Eden fell in battle on 10/7. Her friend continued her journey as the commander of her soldiers. This is a story of the women IDF fighters.
In a battle on the Zikim base, Sergeant Eden Alon Levi, fell, while protecting her recruits with her body. Without thinking twice, her closest friend from the beginning of her service, Sergeant L., stepped into her big shoes and assumed command of the class that was left without a company commander.
She trained them and continued by their side even when they joined the battalion - while digesting the bereavement that bound them together all the way
"Every step I've taken as a commander and fighter since October 7 - I've thought about Eden," was how Sergeant L. began our conversation about her good friend, the late Sergeant Eden Alon Levi. "We were inseparable from the first day in the IDF. We went through every stage together, from the basic training to the "Commanders" course.
At the end of the course, their paths parted for the first time when Sergeant Eden Alon Levy was assigned as a recruit commander and Sergeant L. returned to command the Tavor Battalion. On that Black Sabbath, the late Eden fell in battle at Bizikim while protecting her recruits.
"Just two weeks after she was killed, a new recruit commander had to be found for her class," says Sergeant L., "Thanks to the fact that I knew her best, I knew how to continue her path exactly as she would have wanted."
Sergeant L. quickly found herself facing the most difficult question - how to step into her shoes?
"I didn't even know how to introduce myself to the soldiers or what the right way to address what they had been through and who they had lost was," she explains.
"Besides the fact that I had lost a good friend - they had lost a commander, and that was no less difficult."

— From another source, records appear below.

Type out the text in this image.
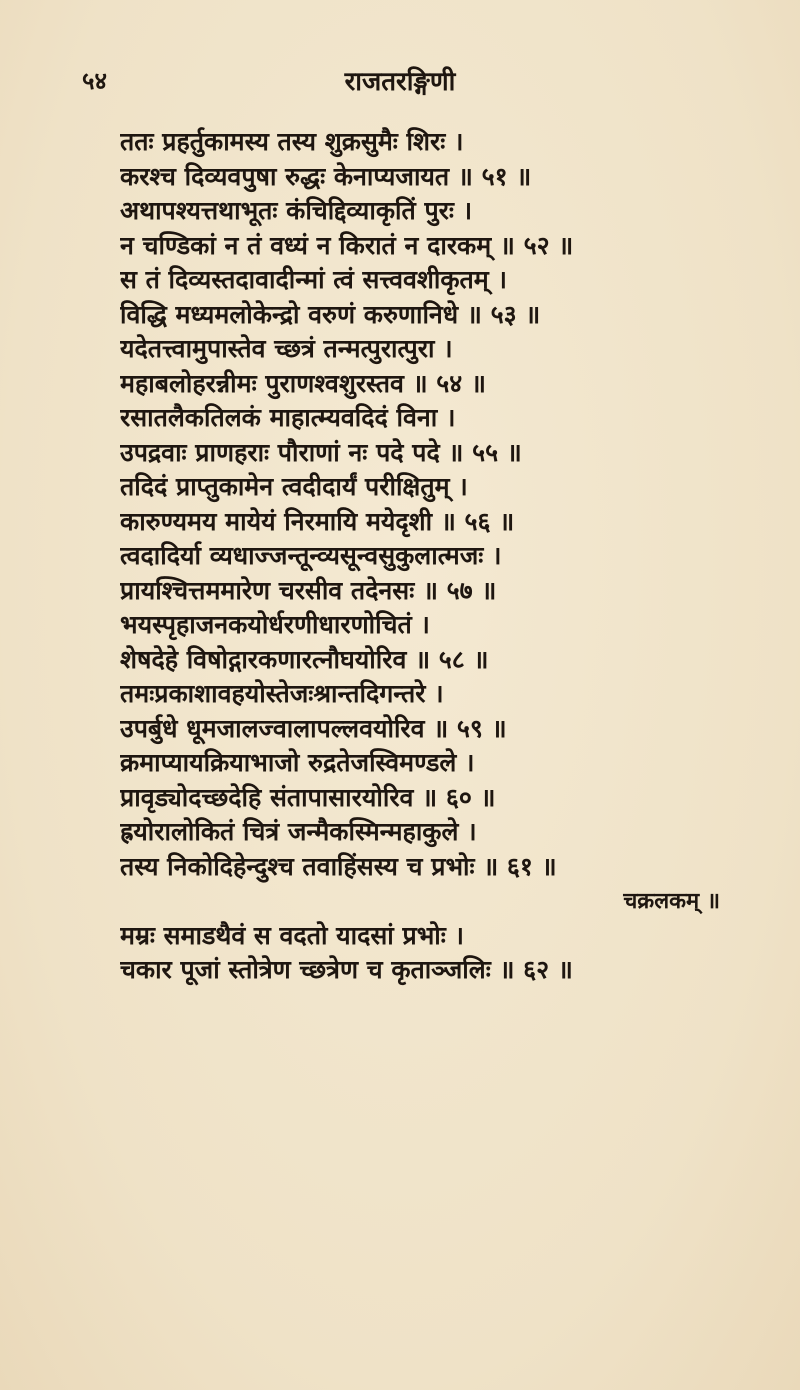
५४	राजतरङ्गिणी
ततः प्रहर्तुकामस्य तस्य शुक्रसुमैः शिरः ।
करश्च दिव्यवपुषा रुद्धः केनाप्यजायत ॥ ५१ ॥
अथापश्यत्तथाभूतः कंचिद्दिव्याकृतिं पुरः ।
न चण्डिकां न तं वध्यं न किरातं न दारकम् ॥ ५२ ॥
स तं दिव्यस्तदावादीन्मां त्वं सत्त्ववशीकृतम् ।
विद्धि मध्यमलोकेन्द्रो वरुणं करुणानिधे ॥ ५३ ॥
यदेतत्त्वामुपास्तेव च्छत्रं तन्मत्पुरात्पुरा ।
महाबलोहरन्नीमः पुराणश्वशुरस्तव ॥ ५४ ॥
रसातलैकतिलकं माहात्म्यवदिदं विना ।
उपद्रवाः प्राणहराः पौराणां नः पदे पदे ॥ ५५ ॥
तदिदं प्राप्तुकामेन त्वदीदार्यं परीक्षितुम् ।
कारुण्यमय मायेयं निरमायि मयेदृशी ॥ ५६ ॥
त्वदादिर्या व्यधाज्जन्तून्व्यसून्वसुकुलात्मजः ।
प्रायश्चित्तममारेण चरसीव तदेनसः ॥ ५७ ॥
भयस्पृहाजनकयोर्धरणीधारणोचितं ।
शेषदेहे विषोद्गारकणारत्नौघयोरिव ॥ ५८ ॥
तमःप्रकाशावहयोस्तेजःश्रान्तदिगन्तरे ।
उपर्बुधे धूमजालज्वालापल्लवयोरिव ॥ ५९ ॥
क्रमाप्यायक्रियाभाजो रुद्रतेजस्विमण्डले ।
प्रावृड्योदच्छदेहि संतापासारयोरिव ॥ ६० ॥
ह्रयोरालोकितं चित्रं जन्मैकस्मिन्महाकुले ।
तस्य निकोदिहेन्दुश्च तवाहिंसस्य च प्रभोः ॥ ६१ ॥
चक्रलकम् ॥
मम्रः समाडथैवं स वदतो यादसां प्रभोः ।
चकार पूजां स्तोत्रेण च्छत्रेण च कृताञ्जलिः ॥ ६२ ॥
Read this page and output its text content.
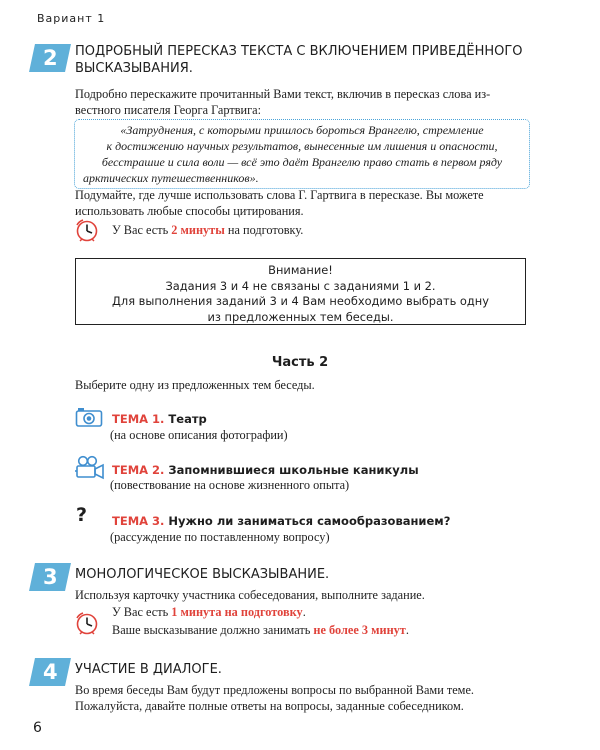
Вариант 1
2 ПОДРОБНЫЙ ПЕРЕСКАЗ ТЕКСТА С ВКЛЮЧЕНИЕМ ПРИВЕДЁННОГО
ВЫСКАЗЫВАНИЯ.
Подробно перескажите прочитанный Вами текст, включив в пересказ слова из-
вестного писателя Георга Гартвига:
«Затруднения, с которыми пришлось бороться Врангелю, стремление
к достижению научных результатов, вынесенные им лишения и опасности,
бесстрашие и сила воли — всё это даёт Врангелю право стать в первом ряду
арктических путешественников».
Подумайте, где лучше использовать слова Г. Гартвига в пересказе. Вы можете
использовать любые способы цитирования.
У Вас есть 2 минуты на подготовку.
Внимание!
Задания 3 и 4 не связаны с заданиями 1 и 2.
Для выполнения заданий 3 и 4 Вам необходимо выбрать одну
из предложенных тем беседы.
Часть 2
Выберите одну из предложенных тем беседы.
ТЕМА 1. Театр
(на основе описания фотографии)
ТЕМА 2. Запомнившиеся школьные каникулы
(повествование на основе жизненного опыта)
? ТЕМА 3. Нужно ли заниматься самообразованием?
(рассуждение по поставленному вопросу)
3 МОНОЛОГИЧЕСКОЕ ВЫСКАЗЫВАНИЕ.
Используя карточку участника собеседования, выполните задание.
У Вас есть 1 минута на подготовку.
Ваше высказывание должно занимать не более 3 минут.
4 УЧАСТИЕ В ДИАЛОГЕ.
Во время беседы Вам будут предложены вопросы по выбранной Вами теме.
Пожалуйста, давайте полные ответы на вопросы, заданные собеседником.
6
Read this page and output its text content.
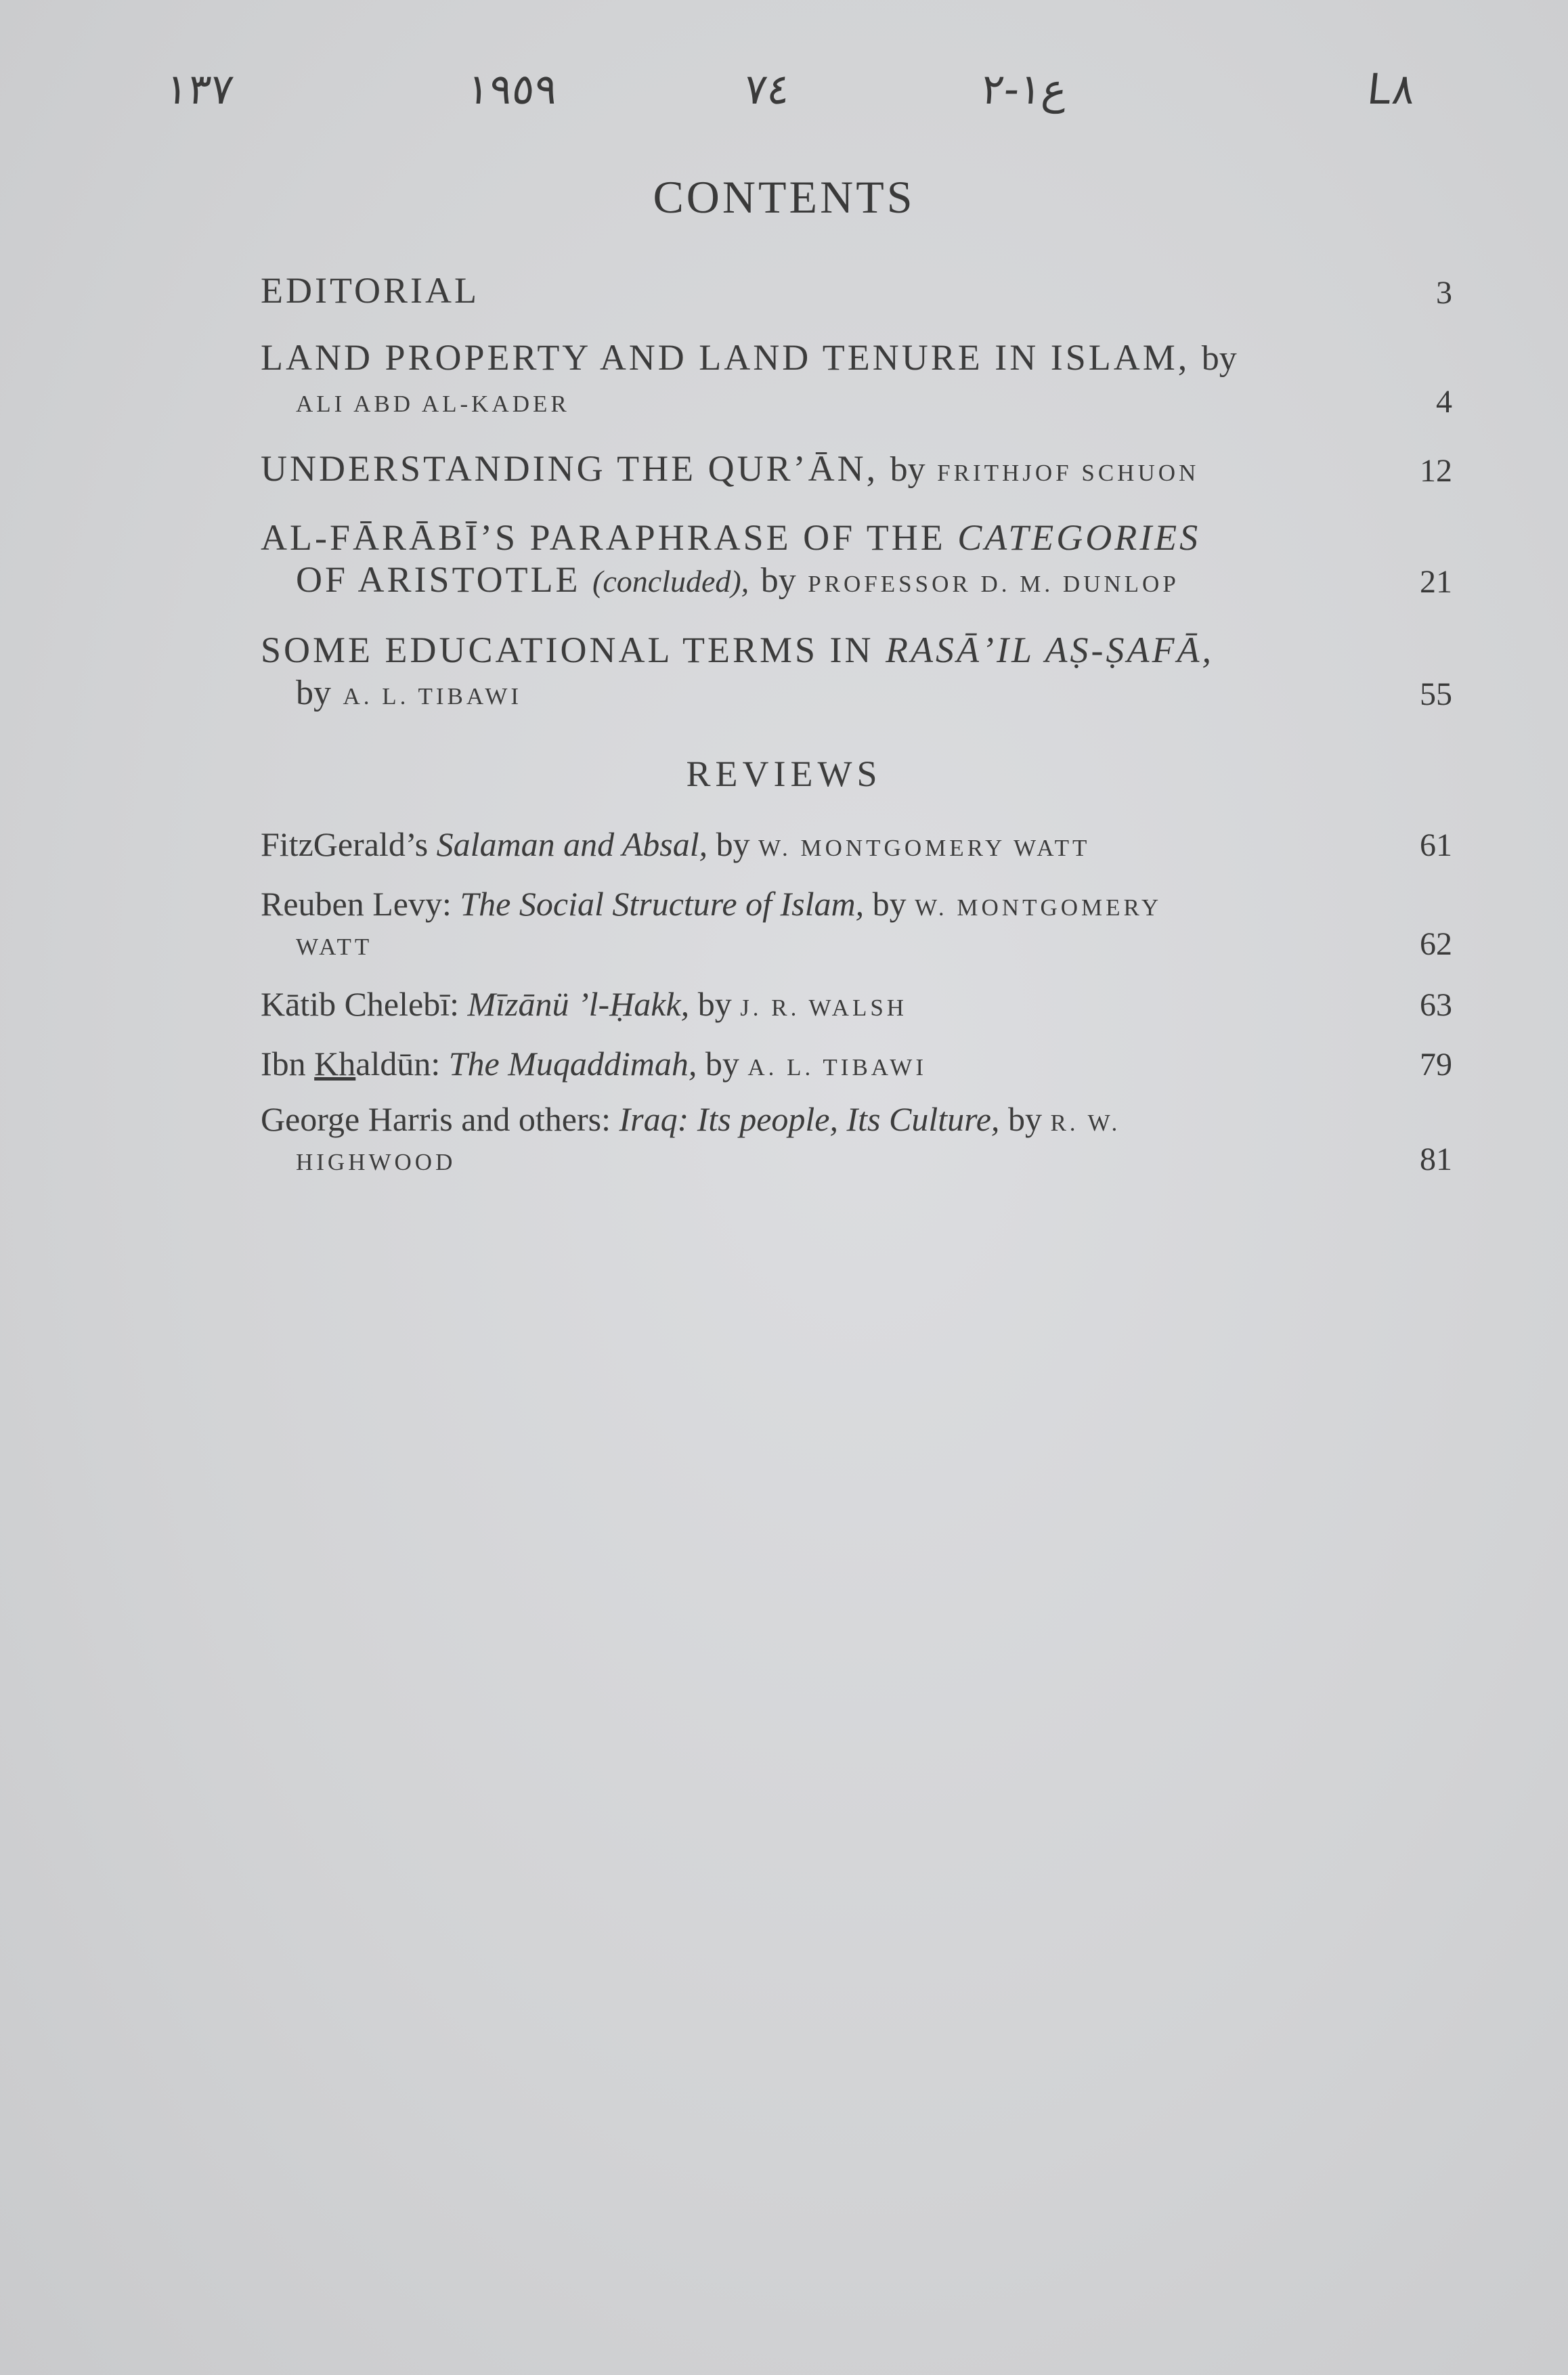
١٣٧	١٩٥٩	٧٤	ع١-٢	L٨
CONTENTS
EDITORIAL	3
LAND PROPERTY AND LAND TENURE IN ISLAM, by
ALI ABD AL-KADER	4
UNDERSTANDING THE QUR’ĀN, by FRITHJOF SCHUON	12
AL-FĀRĀBĪ’S PARAPHRASE OF THE CATEGORIES
OF ARISTOTLE (concluded), by PROFESSOR D. M. DUNLOP	21
SOME EDUCATIONAL TERMS IN RASĀ’IL AṢ-ṢAFĀ,
by A. L. TIBAWI	55
REVIEWS
FitzGerald’s Salaman and Absal, by W. MONTGOMERY WATT	61
Reuben Levy: The Social Structure of Islam, by W. MONTGOMERY
WATT	62
Kātib Chelebī: Mīzānü ’l-Ḥakk, by J. R. WALSH	63
Ibn Khaldūn: The Muqaddimah, by A. L. TIBAWI	79
George Harris and others: Iraq: Its people, Its Culture, by R. W.
HIGHWOOD	81
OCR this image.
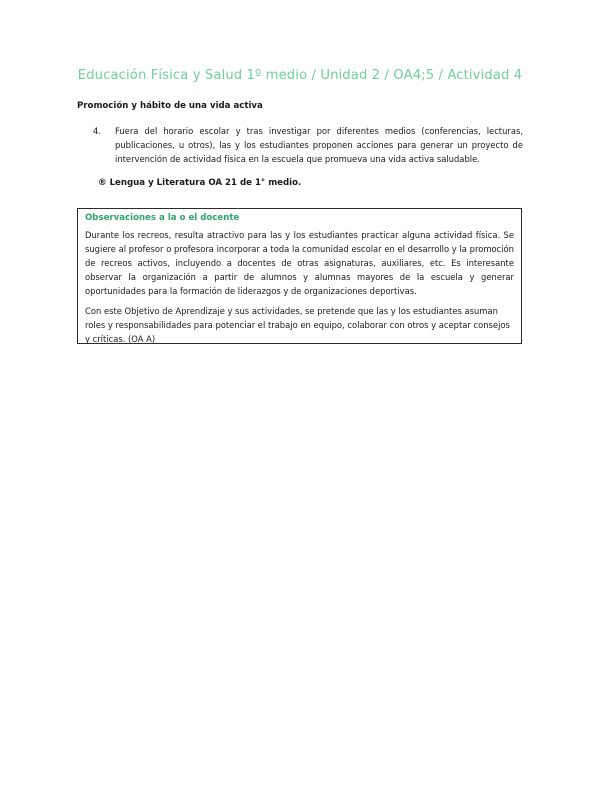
Educación Física y Salud 1º medio / Unidad 2 / OA4;5 / Actividad 4
Promoción y hábito de una vida activa
4. Fuera del horario escolar y tras investigar por diferentes medios (conferencias, lecturas, publicaciones, u otros), las y los estudiantes proponen acciones para generar un proyecto de intervención de actividad física en la escuela que promueva una vida activa saludable.
® Lengua y Literatura OA 21 de 1° medio.
Observaciones a la o el docente

Durante los recreos, resulta atractivo para las y los estudiantes practicar alguna actividad física. Se sugiere al profesor o profesora incorporar a toda la comunidad escolar en el desarrollo y la promoción de recreos activos, incluyendo a docentes de otras asignaturas, auxiliares, etc. Es interesante observar la organización a partir de alumnos y alumnas mayores de la escuela y generar oportunidades para la formación de liderazgos y de organizaciones deportivas.

Con este Objetivo de Aprendizaje y sus actividades, se pretende que las y los estudiantes asuman roles y responsabilidades para potenciar el trabajo en equipo, colaborar con otros y aceptar consejos y críticas. (OA A)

The rookie platoon found the notebooks of her friend who had fallen in battle and searched for a starting point in the content. Above all the summaries and lesson plans she had prepared, a sentence loomed large, the same one that she remembered the late Eden saying all the time:
"Always raise your head, not your hands."
From that moment on, she understood that her job was to pass on to the rookies everything they didn't have time to receive from their commander before she fell.
"The first step was to build trust between us," she shares honestly, "We learned together how to contain the common bereavement that fell upon us. We experienced challenging moments in which we strengthened each other in order to be able to move on."
Four and a half months later, the soldiers of the class completed their training and were assigned to the 'Venus' Company in the Tavor Battalion, alongside Sergeant L.: "Because I entered the position in the middle of training, and my connection with the late Eden, I got to know them in depth and a very special bond was formed between us."
The company has been taking up positions in Judea and Samaria since the beginning of the war. "In every arrest, operation or training that might have seemed complicated at first," she admits, "we learned together that everything can be overcome."
The event she remembers most is a classified rescue operation they carried out across the border: "There, they became the safest place for me, as I hope I was for them. We carried out one of the most complex missions the battalion has had since the beginning of the war - but thanks to the fact that the team is close-knit and everyone knows each other, we functioned exactly as we should."
Now, the fighters who were Eden's rookies in that battle in Zikim are already celebrating a year in the battalion.
Sergeant L. cannot hide the excitement and pride in her eyes: "In two weeks I will be discharged and we will hold a recurring event dedicated to her memory. If I could give them one thing just before, it would be to never give up on themselves and to remember why they are here. No matter what, I will be by their side - and so will Eden."